Caronte. Non sono grandi queste tombe, o Mercurio. Ma mostrami quelle città famose, di cui ho udito tanto parlare laggiù, Ninive di Sardanapalo, e Babilonia, e Micene, e Cleona, e specialmente Troia: chè mi ricorda di averne tragittati tanti che venivan da Troia, che per dieci anni non tirai a riva la barca nè la racconciai.
Mercurio. Ninive, o barcaiuolo mio, è distrutta, non ne resta vestigio, non si sapria dire dov’era. Babilonia è quella, la turrita, con la cerchia delle grandi mura, e tra poco anch’essa sarà invano cercata come Ninive. Micene poi e Cleona mi vergognerei a mostrartele, e specialmente Troia; chè tu forse ammazzeresti Omero, ricordandoti con che pompose parole ei le descrive. Fiorirono un tempo, ed ora son morte anch’esse; perchè, o navicellaio, le città muoiono come gli uomini; e quel che è più mirabile, muoiono gl’interi fiumi: in Argo non rimane neppure il letto del fiume Inaco.
Caronte.
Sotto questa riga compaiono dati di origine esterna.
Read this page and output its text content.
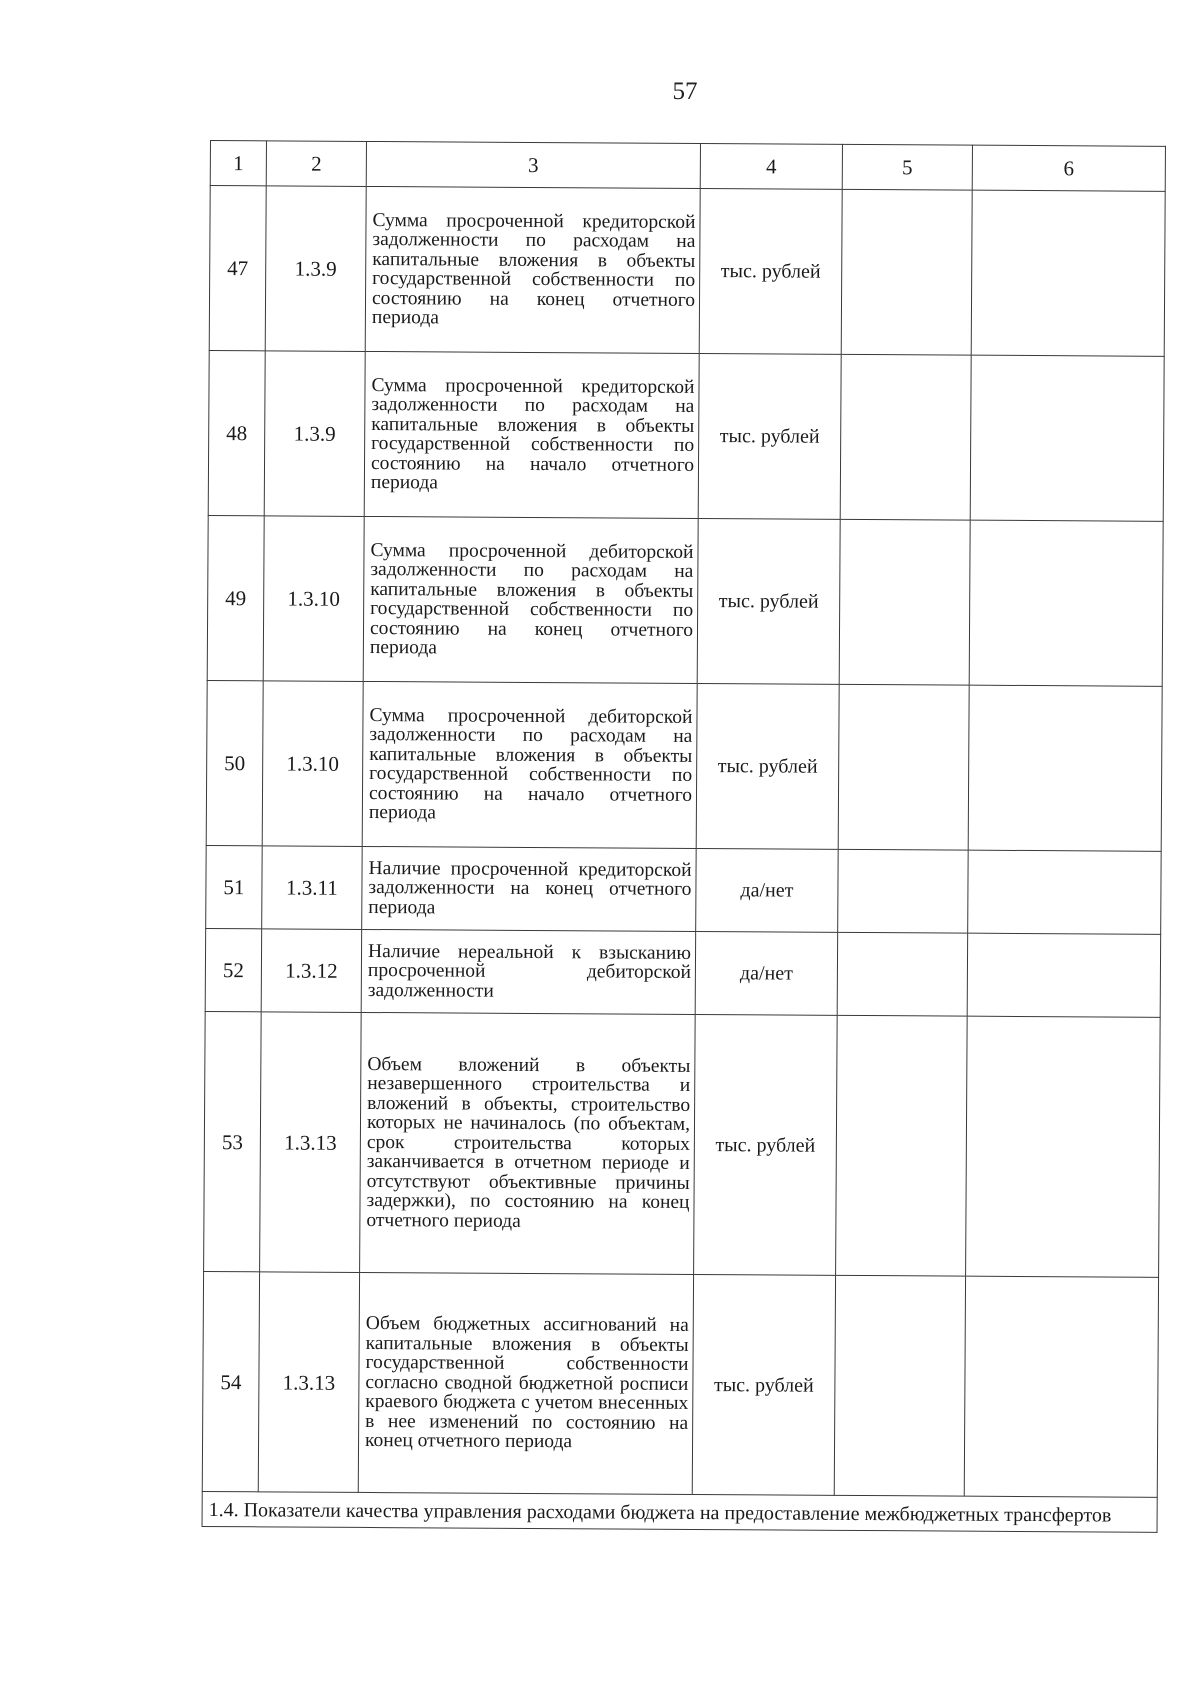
57
1	2	3	4	5	6
47	1.3.9	Сумма просроченной кредиторской задолженности по расходам на капитальные вложения в объекты государственной собственности по состоянию на конец отчетного периода	тыс. рублей		
48	1.3.9	Сумма просроченной кредиторской задолженности по расходам на капитальные вложения в объекты государственной собственности по состоянию на начало отчетного периода	тыс. рублей		
49	1.3.10	Сумма просроченной дебиторской задолженности по расходам на капитальные вложения в объекты государственной собственности по состоянию на конец отчетного периода	тыс. рублей		
50	1.3.10	Сумма просроченной дебиторской задолженности по расходам на капитальные вложения в объекты государственной собственности по состоянию на начало отчетного периода	тыс. рублей		
51	1.3.11	Наличие просроченной кредиторской задолженности на конец отчетного периода	да/нет		
52	1.3.12	Наличие нереальной к взысканию просроченной дебиторской задолженности	да/нет		
53	1.3.13	Объем вложений в объекты незавершенного строительства и вложений в объекты, строительство которых не начиналось (по объектам, срок строительства которых заканчивается в отчетном периоде и отсутствуют объективные причины задержки), по состоянию на конец отчетного периода	тыс. рублей		
54	1.3.13	Объем бюджетных ассигнований на капитальные вложения в объекты государственной собственности согласно сводной бюджетной росписи краевого бюджета с учетом внесенных в нее изменений по состоянию на конец отчетного периода	тыс. рублей		
1.4. Показатели качества управления расходами бюджета на предоставление межбюджетных трансфертов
Oh! perchè, o Omero, davi quegli epiteti sperticati, il sacro Ilio dalle larghe piazze, la ben costrutta Cleona? Oh, chi son quelli che mentre noi parliamo, fanno guerra? e perchè s’ammazzano fra loro?
Mercurio. Sono Argivi e Lacedemoni: e quel mezzo morto è Otriade capitano di Sparta, che sovra un trofeo scrive col suo sangue la vittoria.
Caronte. E perchè, o Mercurio, si fanno guerra?
Mercurio. Per quel campo sul quale combattono.
Caronte. Folli! che non sanno che se anche ciascuno di loro possedesse tutto il Peloponneso, appena otterrebbe da Eaco un piede di luogo. Un tempo altri lavoreranno questo campo, e dalla profonda terra solleveranno con l’aratro anche le rovine del trofeo.